Adrian O'Connell

Personal information
- Born: County Kerry
- Occupation: student
- Height: 5 ft 11 in (180 cm)

Sport
- Sport: Gaelic football
- Position: Corner-back

Club
- Years: Club
- St. Michael's/Foilmore

Club titles
- Kerry titles: 4

Inter-county
- Years: County / Apps (scores)
- 2006-2011: Kerry / 3 (0-00)

Inter-county titles
- Munster titles: 3
- All-Irelands: 2
- NFL: 2

= Adrian O'Connell =

Irish Gaelic footballer

Adrian O'Connell is a Gaelic footballer from County Kerry, Ireland. He plays with the Kerry intercounty team and with his club St. Michael's/Foilmore. He was a member of the Kerry team that won All Irelands in 2006 and 2007.
His first League appearance for Kerry was in 2006 versus Fermanagh and he made his first Championship versus Tipperary during the Munster Senior Football Championship in 2010.
He was also part of the Kerry U21 Team in 2004.
He had much success with the South Kerry team winning County Championships in 2004-2006 and again in 2009.
With St.

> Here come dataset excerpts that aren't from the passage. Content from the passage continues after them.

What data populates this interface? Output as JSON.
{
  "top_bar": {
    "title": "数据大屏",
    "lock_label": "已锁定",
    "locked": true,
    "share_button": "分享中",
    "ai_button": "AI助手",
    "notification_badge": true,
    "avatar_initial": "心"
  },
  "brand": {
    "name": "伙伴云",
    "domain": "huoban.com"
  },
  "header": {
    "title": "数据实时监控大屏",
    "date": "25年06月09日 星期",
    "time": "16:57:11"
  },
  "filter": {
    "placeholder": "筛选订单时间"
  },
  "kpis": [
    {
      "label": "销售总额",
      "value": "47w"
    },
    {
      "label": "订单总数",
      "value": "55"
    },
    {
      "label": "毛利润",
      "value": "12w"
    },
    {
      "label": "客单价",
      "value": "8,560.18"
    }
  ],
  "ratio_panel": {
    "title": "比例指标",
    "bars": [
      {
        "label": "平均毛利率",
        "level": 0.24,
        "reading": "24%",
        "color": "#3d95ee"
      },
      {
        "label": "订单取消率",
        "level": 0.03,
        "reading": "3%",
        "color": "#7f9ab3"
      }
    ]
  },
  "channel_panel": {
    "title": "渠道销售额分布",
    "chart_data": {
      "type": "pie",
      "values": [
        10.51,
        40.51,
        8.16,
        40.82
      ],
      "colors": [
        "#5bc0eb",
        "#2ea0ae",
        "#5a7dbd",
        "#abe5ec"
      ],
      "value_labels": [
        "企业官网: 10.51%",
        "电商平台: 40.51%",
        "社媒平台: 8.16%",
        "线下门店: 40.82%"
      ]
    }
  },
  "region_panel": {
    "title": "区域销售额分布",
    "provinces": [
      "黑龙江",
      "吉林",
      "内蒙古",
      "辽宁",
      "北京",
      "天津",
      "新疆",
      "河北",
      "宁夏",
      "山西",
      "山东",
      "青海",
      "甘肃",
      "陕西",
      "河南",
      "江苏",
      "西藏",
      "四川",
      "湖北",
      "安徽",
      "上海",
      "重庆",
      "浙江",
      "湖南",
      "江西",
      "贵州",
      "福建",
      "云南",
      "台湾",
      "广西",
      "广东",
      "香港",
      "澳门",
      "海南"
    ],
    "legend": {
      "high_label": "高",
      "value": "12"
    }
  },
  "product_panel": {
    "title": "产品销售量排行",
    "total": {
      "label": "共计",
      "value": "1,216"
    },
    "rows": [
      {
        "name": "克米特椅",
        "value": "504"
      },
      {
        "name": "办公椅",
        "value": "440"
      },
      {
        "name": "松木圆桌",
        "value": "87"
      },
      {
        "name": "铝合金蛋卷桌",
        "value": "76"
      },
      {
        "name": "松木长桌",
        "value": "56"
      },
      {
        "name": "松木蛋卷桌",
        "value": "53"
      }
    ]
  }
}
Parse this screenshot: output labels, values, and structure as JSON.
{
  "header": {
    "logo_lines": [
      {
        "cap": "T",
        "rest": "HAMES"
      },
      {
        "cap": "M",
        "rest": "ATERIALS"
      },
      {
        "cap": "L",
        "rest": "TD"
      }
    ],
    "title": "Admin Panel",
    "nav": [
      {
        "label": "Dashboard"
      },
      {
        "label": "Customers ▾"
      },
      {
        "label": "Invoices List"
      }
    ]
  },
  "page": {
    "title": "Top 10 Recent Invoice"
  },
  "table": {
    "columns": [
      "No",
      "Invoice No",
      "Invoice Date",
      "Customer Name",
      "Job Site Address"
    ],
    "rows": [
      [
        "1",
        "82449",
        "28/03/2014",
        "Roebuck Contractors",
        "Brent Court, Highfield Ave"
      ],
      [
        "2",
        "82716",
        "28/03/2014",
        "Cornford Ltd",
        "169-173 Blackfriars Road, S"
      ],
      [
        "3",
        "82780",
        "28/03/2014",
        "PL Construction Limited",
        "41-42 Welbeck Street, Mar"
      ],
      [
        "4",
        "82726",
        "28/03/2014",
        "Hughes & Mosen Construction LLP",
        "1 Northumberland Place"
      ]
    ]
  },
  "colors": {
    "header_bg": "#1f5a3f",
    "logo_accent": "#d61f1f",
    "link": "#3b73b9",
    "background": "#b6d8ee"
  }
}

Michael's/Foilmore he has also had much success. He won County and Munster Intermediate Championships in 2008 and then added an All Ireland in 2009.
So far he has won 1 All-Ireland, 2 Munster Championship, 1 Club Intermediate, 3 Senior County Championship, 2 Minor County Championship and 2 U21 County Championship medals.